Taking time out to discuss your problems with someone you can trust is a great way to start. You can then begin to learn your limits on how you feel about things and you will have someone to back you up when you need to say ‘no’. A close friend or relative will also be able to give you a different perspective or attempt to ‘reframe’ the stressful matter. They may have gone through something similar or will at least try and hear you out so you can come up with a solution together.
Understandably, you may feel like there is no one to talk to. If you feel like this, then you would take the time to write in a diary. It will get all your thoughts and feelings into line and it is a good way to start the venting process. If you feel like writing is not a strong point for you, you can try researching your feelings on Google. You will see that there are so many people in the world who have experienced things very very similar to what you are going through and forums and blogs that are dedicated to stress are a great source of information and tips on how to overcome how you are feeling Another option is contacting someone – a professional – for help.
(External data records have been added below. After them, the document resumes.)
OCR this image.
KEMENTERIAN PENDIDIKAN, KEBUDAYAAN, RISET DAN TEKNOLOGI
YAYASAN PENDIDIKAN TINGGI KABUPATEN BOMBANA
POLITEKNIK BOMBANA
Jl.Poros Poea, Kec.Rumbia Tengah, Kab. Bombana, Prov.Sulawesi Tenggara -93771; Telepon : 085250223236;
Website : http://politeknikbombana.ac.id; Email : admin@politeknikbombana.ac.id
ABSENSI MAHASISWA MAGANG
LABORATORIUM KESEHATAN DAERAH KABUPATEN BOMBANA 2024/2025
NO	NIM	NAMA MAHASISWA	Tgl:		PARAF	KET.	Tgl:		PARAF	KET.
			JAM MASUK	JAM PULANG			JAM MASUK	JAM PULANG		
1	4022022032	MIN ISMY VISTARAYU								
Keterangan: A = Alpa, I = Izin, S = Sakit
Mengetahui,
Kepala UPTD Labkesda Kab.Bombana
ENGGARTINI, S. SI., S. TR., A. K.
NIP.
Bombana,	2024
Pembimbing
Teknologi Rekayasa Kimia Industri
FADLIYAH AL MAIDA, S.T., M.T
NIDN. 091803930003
There are some useful links below on who to contact in times of need.
In reality, it comes down to you as an individual, your body and mind will be able to tell you what it needs in order to cope with high stress levels. You need to know what works for you. Some people go for a run. It gets you outside and into the world, and clearing the mind of any negative thoughts and being around nature. However, others may find that retail therapy or a coffee with a friend is the best way to combat their stress. Hobbies are another big one, healthy, happy hobbies.
mindhealthconnect have online e-courses for stress management and depression.
Beyond Blue can provide immediate support – via phone or online. Whatever suits you!
Livin focus on depression in men, they do seminars all over the country.
Exercising at around the optimal level for 12 weeks can significantly reduce symptoms of depression amongst people who are inactive and experiencing non-melancholic depression.
It ain’t weak to speak
Rule number one is, don’t sweat the small stuff. Rule number two is, it’s all small stuff.
In times of stress, the best thing we can do for each other is to listen with our ears and our hearts and to be assured that our questions are just as important as our answers.
There are thousands of causes for stress, and one antidote to stress is self-expression. That’s what happens to me every day. My thoughts get off my chest, down my sleeves and onto my pad.